Le plus fort techniquement? Je crois que Alvarez possède une technique plus complète. Avec l’âge, la technique défensive prend de plus en plus d’importance chez un boxeur. Alors que Alvarez a amélioré sa défensive (et notamment sa contre-attaque) au cours des années, Pascal est plutôt demeuré ce boxeur strictement instinctif. Par conséquent, pour Alvarez, l’âge peut même jouer un rôle positif, alors qu’au contraire, dans le cas de Jean Pascal, l’âge risque plutôt de le desservir.
Le plus puissant? Alvarez me semble le plus puissant. Mais il faut bien avouer que son style de boxe (contre-attaquant) ne l’avantage pas au niveau du nombre de knock out enregistré. Alvarez aime bien prendre son temps. Mais à en juger par les hésitations qu’il provoque chez ses adversaires, il m’apparaît évident qu’il doit être reconnu comme possédant une bonne force de frappe.

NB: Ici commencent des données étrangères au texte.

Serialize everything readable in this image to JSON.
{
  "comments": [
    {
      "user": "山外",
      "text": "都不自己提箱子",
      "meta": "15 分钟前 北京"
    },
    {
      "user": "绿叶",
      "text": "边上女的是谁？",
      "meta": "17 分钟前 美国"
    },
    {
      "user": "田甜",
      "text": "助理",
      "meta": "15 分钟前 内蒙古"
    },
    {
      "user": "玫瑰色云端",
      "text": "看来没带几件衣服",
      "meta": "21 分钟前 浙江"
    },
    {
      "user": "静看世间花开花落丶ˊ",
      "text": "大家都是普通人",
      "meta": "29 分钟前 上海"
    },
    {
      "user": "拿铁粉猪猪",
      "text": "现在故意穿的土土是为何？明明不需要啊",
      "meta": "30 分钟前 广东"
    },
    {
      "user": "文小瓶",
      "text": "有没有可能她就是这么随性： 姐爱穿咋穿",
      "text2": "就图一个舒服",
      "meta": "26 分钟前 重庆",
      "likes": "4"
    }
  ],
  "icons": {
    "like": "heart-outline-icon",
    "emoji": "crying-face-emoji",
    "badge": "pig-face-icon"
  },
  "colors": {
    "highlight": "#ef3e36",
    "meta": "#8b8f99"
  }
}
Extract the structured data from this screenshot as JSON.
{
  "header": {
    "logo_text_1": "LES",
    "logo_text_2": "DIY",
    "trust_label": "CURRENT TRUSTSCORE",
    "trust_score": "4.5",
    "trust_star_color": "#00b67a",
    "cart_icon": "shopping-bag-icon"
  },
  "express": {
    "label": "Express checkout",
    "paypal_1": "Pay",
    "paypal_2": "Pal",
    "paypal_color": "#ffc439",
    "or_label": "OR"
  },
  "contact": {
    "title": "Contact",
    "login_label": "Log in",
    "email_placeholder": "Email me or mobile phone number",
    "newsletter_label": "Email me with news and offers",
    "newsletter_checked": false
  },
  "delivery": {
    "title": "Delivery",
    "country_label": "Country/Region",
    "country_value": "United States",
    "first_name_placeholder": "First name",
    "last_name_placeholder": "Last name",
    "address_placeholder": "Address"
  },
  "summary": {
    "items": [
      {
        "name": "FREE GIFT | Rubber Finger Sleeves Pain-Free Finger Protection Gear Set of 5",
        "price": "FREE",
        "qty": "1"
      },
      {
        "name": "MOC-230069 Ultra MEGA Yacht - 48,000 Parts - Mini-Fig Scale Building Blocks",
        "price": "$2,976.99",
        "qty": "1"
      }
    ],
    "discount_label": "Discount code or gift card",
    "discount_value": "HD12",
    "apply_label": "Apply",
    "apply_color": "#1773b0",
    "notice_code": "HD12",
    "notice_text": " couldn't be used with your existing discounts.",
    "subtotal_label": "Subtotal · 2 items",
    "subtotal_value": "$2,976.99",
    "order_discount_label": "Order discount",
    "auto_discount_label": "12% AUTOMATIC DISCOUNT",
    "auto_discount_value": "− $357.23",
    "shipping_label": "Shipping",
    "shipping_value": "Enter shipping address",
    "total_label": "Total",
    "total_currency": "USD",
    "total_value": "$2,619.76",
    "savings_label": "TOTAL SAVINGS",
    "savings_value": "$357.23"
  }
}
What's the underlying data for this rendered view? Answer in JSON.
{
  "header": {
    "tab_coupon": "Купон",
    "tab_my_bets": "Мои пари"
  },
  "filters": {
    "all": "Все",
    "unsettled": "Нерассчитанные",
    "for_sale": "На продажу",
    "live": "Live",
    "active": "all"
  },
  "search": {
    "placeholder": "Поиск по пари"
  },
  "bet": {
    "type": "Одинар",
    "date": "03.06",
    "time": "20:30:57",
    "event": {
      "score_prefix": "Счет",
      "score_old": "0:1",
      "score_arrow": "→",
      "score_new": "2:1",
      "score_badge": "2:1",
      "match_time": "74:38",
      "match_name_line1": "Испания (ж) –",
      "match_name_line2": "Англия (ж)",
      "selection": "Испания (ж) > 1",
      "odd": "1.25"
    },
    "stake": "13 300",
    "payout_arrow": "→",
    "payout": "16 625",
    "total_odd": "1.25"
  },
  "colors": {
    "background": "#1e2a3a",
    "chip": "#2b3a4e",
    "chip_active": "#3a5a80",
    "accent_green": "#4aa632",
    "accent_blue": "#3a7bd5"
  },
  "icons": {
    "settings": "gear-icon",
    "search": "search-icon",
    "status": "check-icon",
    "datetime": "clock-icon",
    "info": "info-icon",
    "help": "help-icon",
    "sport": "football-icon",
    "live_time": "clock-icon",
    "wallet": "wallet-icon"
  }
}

Le plus intelligent dans le ring? Jean Pascal me paraît davantage posséder cette qualité qu’est l’intelligence du ring. Il est un félin. Jean est passé maître dans l’art de s’adapter à différents adversaires et même de les tromper, par exemple en les amenant à un rythme plutôt lent et souvent diffus pour, tout à coup, les surprendre en changeant le tempo. Mais sur cet aspect, je pense que Alvarez aura été soigneusement préparé par Marc Ramsay. Eleider a atteint suffisamment de maturité pour ne pas tomber dans les pièges de Jean. Je dirais même que Eleider Alvarez a développé avec les années l’aptitude à surprendre l’adversaire par son calme et sa maîtrise de la situation.
Le plus susceptible de s’adapter dans le feu de l’action et de déjouer par la ruse son adversaire? Cette question est du même type que la précédente. En fait, l’intelligence du ring fait directement référence à cette qualité d’adaptation par rapport à l’adversaire (et à ses ruses) ainsi qu’aux aléas qui surviennent dans un combat. Jean Pascal possède donc un léger avantage à ce niveau. Mais la partie ne sera pas pour autant facile pour lui. Vous aurez d’une part, un Jean Pascal qui voudra déstabiliser son opposant et par ailleurs, un Eleider Alvarez qui cherchera à ramener l’allure du combat dans des proportions plus orthodoxes. Il sera intéressant de voir également le travail des entraîneurs Marc Ramsay et Stephan Larouche à ce niveau. L’intelligence du ring se transportera forcément dans les coins du ring, soit dans leur intervention auprès de leur boxeur respectif. Ce sont tous deux des entraîneurs extrêmement brillants.